逸る気持ちとは裏腹に、静かな動作で開けたドアの向こう側。
真ん中にある小さな光の中に、はせくんの姿を見つけた。
はせくんからの反応は、ない。
ゆっくりと、極力、物音を立てずに進むと、テーブルに伏せて寝ているはせくんの姿が、はっきり視界に入ってくる。
(寝てたから、反応がなかったんだ…)
隣に座ると、起こしちゃうかもしれない。
開始時間まで、あと20分はあるから、寝かしてあげたい気持ちはあるし…、近くにいたい気持ちも、ある。
少しの葛藤の末、慎重に、慎重に、物音を立てないように、細心の注意を払って、はせくんの隣に椅子に腰かけた。
ふわっとほのかに、はせくんの香水の匂いが鼻をかすめる。
(すき…)
好きな人の、香り。
嗅げば、瞬時に(すき)っって気持ちが、脳内を走りまわる。
好きな人、になった、はせくん。
触りたい…けど、どうしよう、起こしちゃうかもしれないし、勝手に触ったことがバレるのも、恥ずかしいし…。

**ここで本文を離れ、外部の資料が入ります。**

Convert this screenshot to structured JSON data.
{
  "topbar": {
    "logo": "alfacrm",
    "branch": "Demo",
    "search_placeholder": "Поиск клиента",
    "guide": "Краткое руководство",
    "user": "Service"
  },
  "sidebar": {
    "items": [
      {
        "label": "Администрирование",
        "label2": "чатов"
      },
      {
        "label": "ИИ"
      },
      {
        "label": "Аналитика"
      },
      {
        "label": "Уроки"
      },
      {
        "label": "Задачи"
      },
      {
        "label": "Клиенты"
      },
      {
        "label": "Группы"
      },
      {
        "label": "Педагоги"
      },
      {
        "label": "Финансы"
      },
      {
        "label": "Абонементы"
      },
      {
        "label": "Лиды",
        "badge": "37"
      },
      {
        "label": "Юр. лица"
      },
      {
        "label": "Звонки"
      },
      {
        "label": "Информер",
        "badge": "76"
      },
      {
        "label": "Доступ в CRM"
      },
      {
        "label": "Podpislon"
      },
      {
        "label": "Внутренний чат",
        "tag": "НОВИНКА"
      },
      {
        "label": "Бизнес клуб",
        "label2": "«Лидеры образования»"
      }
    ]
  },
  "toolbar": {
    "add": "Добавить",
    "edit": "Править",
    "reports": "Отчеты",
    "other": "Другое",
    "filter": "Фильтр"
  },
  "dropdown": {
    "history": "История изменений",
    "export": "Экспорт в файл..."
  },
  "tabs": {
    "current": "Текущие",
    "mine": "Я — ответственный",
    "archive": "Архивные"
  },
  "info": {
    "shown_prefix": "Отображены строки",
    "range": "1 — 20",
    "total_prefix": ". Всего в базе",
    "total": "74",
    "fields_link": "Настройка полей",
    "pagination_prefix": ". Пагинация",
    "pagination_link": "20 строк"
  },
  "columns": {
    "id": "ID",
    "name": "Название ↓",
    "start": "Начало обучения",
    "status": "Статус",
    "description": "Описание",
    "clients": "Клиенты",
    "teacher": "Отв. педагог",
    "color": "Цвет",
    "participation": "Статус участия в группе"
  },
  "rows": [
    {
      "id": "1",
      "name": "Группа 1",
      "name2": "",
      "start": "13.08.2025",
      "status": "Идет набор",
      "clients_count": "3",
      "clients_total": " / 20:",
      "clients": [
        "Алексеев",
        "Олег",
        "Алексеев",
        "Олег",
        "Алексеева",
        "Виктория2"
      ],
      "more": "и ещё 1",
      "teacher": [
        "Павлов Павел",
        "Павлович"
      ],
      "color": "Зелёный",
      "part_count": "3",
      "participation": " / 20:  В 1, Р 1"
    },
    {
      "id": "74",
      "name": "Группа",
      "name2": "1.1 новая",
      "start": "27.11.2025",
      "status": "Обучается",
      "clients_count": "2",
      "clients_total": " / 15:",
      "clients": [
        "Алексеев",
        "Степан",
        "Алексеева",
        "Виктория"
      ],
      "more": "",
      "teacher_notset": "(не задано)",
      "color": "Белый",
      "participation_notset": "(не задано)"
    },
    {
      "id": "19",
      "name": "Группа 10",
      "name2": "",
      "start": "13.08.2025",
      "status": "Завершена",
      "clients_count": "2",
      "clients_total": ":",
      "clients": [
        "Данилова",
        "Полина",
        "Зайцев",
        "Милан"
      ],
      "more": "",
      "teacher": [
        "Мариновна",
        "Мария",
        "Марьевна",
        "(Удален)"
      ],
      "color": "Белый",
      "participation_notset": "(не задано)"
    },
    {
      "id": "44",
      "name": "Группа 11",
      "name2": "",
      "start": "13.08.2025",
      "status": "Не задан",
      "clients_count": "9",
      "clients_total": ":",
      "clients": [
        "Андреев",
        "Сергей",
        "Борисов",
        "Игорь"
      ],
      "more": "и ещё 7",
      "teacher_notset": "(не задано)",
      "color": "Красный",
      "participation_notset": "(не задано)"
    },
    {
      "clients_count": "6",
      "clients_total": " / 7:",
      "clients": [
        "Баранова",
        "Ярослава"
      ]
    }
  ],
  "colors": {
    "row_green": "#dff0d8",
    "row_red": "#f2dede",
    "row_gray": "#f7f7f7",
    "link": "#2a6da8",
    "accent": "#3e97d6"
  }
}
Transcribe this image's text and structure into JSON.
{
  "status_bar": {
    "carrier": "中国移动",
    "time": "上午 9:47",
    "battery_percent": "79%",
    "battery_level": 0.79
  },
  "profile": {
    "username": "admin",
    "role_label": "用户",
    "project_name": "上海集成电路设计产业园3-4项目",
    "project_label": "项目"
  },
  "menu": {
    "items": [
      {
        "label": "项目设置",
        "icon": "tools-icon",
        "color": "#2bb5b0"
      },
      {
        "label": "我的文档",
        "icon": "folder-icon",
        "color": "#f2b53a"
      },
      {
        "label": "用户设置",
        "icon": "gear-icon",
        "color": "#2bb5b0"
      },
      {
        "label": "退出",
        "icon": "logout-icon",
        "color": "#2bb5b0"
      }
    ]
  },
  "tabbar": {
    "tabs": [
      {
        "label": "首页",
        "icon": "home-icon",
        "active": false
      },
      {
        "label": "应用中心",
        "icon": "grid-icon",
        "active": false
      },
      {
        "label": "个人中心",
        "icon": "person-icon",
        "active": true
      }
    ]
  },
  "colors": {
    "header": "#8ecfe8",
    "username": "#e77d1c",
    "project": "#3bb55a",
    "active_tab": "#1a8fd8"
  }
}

急激に自覚した(好き)って気持ちと、やり場のない衝動。
こんなにも、はせくんを好きだと、全身が訴えてくるのに…。
「夢、じゃないよね…」
不安になって、問いかける。
これがもし、夢だったら、わたしの願望の続きだったら、こんなに好きって自覚をした後なのに。
「両想いに、なったんだんだよね」
寝ているはせくんから返答があるはずないのに。
不安を口に出さずに、いられなかった。
「…夢なわけねーじゃん」
「え…」
はせくんの声が聞こえたと思ったら、わたしの体が、いきなり大きく動いた。
引っ張られる衝動の大きさにびっくりしたのも一瞬で、すぐに安心するぬくもりが届く。
とくんとくん…、心臓の音が耳から届いて、わたしを抱きしめる腕からは、安心する香りが漂う。
はせくんの大きな腕の中に、わたしはすっぽり、収まっていた。
「お、起きてた…?」
「途中から、起きた、かな」
ちょっとだけ、低くて掠れた声が、はせくんが寝ていたことを証明する。
身長差があるのに、座高は一緒ぐらいなのか…。
はせくんが抱きしめる腕を強めると、わたしの首裏あたりに顔を埋めてきた。
近くなる声とぬくもりに、わたしの心臓はばくばく高なる。
「夢にされたら、困るから…。俺が、どんなに里帆を好きか、まだわかんないの?」
はせくんは、寝ぼけてると思う。
だって、いつもより甘えん坊で、可愛い感じだもん。
「夢かなって思うぐらい、はせくんと付き合えたことが、嬉しかったって意味だよ」
「……、洸にあった?」
「ううん、まだ会ってないよ」
「……」
はせくんは、なにか言いたい感じがあるのに、口に出すのを躊躇している様子。